Una nuova miniserie in cinque parti intitolata Spider-Verse catapulta Miles Morales a spasso tra gli universi e a contatto con versioni alternative di Spider-Man. Jed MacKay ai testi, che ha realizzato uno dei suoi primi lavori alla Marvel proprio su storie legate a Spider-Geddon, il sequel di Ragnoverso, è stato intervistato da Newsarama in merito.

Ecco le dichiarazioni dello sceneggiatore:

 

Spider-Verse #1, copertina di Wendell Dalit

Il Multiverso aracnide ce l’ho nel sangue. Quando l’editor Nick Lowe mi ha detto che stava progettando una nuova miniserie per tornare ad esplorarlo, chiedendomi se avrei voluto collaborare, sono stato felice di volteggiare nuovamente verso la Tela della Vita e del Destino.

Al termine di Spider-Geddon abbiamo lasciato i nostri eroi con la Tela distrutta, il che significa che i Ragni non potevano più saltare da un universo all’altro. Tutti sono stati restituiti ai reami d’appartenenza. Allora perché Miles sente una voce da un altro mondo che chiede aiuto?

Il film Spider-Man: Un nuovo universo ha dimostrato di possedere un’energia incredibile, uno spirito davvero coinvolgente che mi ha ispirato e che ho cercato di riprodurre in questa storia. La dinamica del film è un po’ variata, nella mia storia, perché Miles è trascinato nel ruolo di eroe esperto. C’è un nuovo personaggio al centro della vicenda che ha bisogno del suo aiuto e lo ha attirato nelle avventure che vi proporremo.
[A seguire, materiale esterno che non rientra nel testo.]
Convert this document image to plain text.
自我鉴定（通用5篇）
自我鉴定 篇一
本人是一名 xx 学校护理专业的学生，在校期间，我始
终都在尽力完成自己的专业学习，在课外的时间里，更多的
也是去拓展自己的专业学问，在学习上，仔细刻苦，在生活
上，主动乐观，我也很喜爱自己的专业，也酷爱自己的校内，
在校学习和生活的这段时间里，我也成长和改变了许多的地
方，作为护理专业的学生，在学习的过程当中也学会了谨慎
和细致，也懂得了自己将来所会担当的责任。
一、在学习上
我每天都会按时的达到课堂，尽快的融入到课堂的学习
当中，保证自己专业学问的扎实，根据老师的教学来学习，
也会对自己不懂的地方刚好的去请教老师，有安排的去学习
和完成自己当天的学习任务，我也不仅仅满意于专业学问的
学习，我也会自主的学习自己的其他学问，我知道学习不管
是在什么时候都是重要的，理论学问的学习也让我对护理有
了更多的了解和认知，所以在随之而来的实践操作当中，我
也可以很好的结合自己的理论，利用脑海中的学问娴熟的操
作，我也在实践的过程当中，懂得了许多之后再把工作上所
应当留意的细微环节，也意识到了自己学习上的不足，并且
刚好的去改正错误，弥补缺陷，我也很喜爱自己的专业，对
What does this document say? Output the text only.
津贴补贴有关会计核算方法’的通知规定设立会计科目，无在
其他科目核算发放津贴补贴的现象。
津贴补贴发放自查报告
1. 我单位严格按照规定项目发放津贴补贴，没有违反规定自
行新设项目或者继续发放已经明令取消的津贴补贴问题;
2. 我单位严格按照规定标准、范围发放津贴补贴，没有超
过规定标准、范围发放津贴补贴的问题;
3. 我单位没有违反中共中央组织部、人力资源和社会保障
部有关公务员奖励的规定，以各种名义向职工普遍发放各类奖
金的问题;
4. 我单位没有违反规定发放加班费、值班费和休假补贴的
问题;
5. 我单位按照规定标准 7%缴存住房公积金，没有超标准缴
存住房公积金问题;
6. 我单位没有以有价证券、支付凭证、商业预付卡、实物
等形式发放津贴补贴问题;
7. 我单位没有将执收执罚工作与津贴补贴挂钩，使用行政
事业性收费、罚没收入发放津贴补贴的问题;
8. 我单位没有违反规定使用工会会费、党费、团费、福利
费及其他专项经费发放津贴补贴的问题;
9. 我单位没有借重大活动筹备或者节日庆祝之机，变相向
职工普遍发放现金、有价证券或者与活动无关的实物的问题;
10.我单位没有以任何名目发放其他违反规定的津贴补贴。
La serie è davvero itinerante attraverso il Multiverso. Nel primo numero passiamo da Terra-616 a cinque mondi alternativi, ognuno ritratto da un artista diverso. Saluteremo alcuni volti noti e conosceremo nuovi eroi e versioni ragnesche realizzate da artisti di tutto il mondo. Sarà davvero un macello. Nella serie, conosceremo May Parker, anche nota come Spider-Ma’am. Nel terzo numero, Miles farà squadra con Penny Parker, anche nota come SP\\DR!

 

Il povero Miles non sarà particolarmente preparato ad affrontare le sfide di questo nuovo Spider-Verse: si ritroverà lanciato negli eventi dal nulla, spaesato, confuso e senza un vero punto di riferimento.

 

 

MacKay ci ha tenuto a sottolineare come mai il personaggio e l’atmosfera della miniserie siano ispirate al recente lungometraggio animato della Sony:

 

Penso che Spider-Man: Un nuovo universo sia forse la più pura traduzione su schermo di un fumetto di super eroi. Ogni volta che si realizza un adattamento per il Cinema o per l’animazione, si guadagna qualcosa per certi versi, in termini di messa in scena, per esempio, ma ci sono alcuni elementi che vanno perduti. L’adattamento funziona così, del resto. Ma secondo me non si è mai visto un adattamento di un personaggio occidentale dei fumetti che abbia mantenuto le proprie caratteristiche così bene come successo a Miles in questo caso. E per questo il film è stato così apprezzato dalla comunità dei comics.